Learning and Summarization of Complex and Large Datasets with Graphical Models: An Application in Healthcare Data Analytics
Date
Authors
Journal Title
Journal ISSN
Volume Title
Publisher
Abstract
Over the past few decades, the rise of multiple chronic conditions (MCC) has become a major concern for clinicians. More than a quarter of all Americans, and two-thirds of older Americans, are estimated to have MCC. The emergence of MCC adds complexity to managing patient healthcare design, care, and cost. It has been identified as one of the major challenges of recent times. However, it is still not known precisely how multiple chronic conditions emerge among patients. Most of the literature on chronic conditions focuses on individual diseases such as Diabetes, Traumatic Brain Injury, Substance Abuse, Cardiovascular diseases, Chronic Kidney Conditions, etc. However, it is evident from the literature that most patients suffering from a chronic condition will eventually develop other conditions (i.e., MCC). Additionally, modifiable lifestyle behaviors, such as diet, exercise, alcohol use etc., and socio-demographic factors such as age group, gender, education level also contribute to the development and progression of MCC. What is not precisely known are the dynamic effects of an individual's prior conditions, risk factors, and behavioral lifestyle changes on the trajectories of MCC emergence. With the advancement of medical technology, the amount of data collected from different electronic medical records systems is increasing. Thus, such disease interaction graphs are becoming larger and more complex.
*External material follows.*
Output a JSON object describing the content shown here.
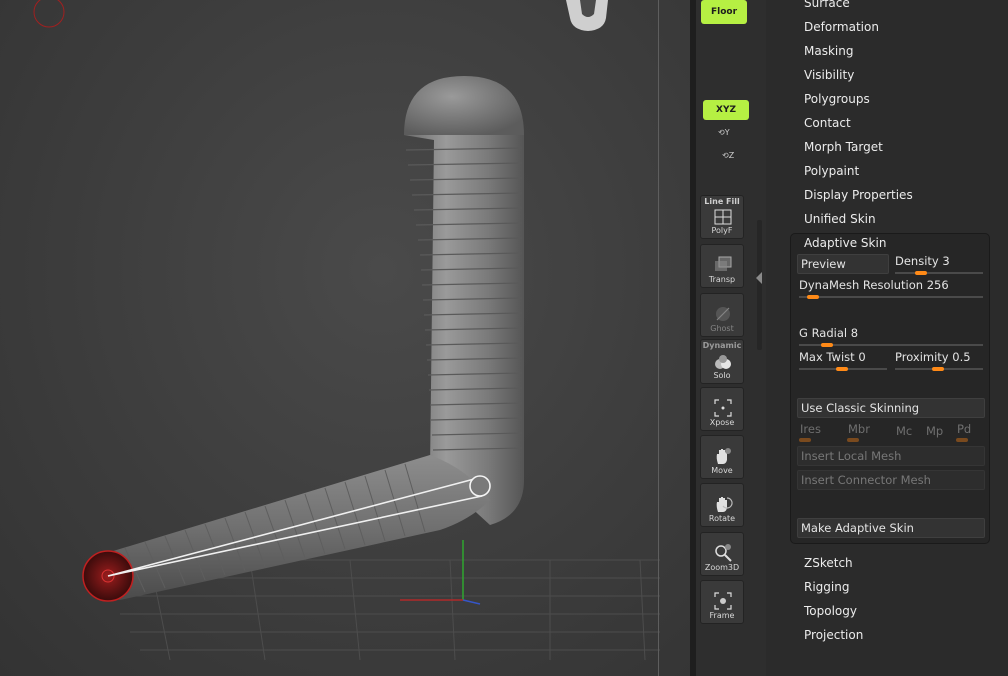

Hence, it is required to have an efficient way to analyze and manage MCC that uses real-time decision making in a big data setting. In this work, we propose several algorithms which together represents an end-to-end approach to (i) capture the patterns of MCC development and progression; (ii) analyze the impact of socio-demographic and modifiable risk factors on MCC; (iii) early detection of new chronic conditions due to the impact of these risk factors; and (iv) provide probable intervention strategies to control and possibly mitigate new conditions from emerging. We validated our proposed models utilizing several deidentified patient data. These data were collected from the Veterans Affairs, The Center on Smart and Connected Health Technologies at UT Health San Antonio, and Cameron County Hispanic Cohort (CCHC) dataset.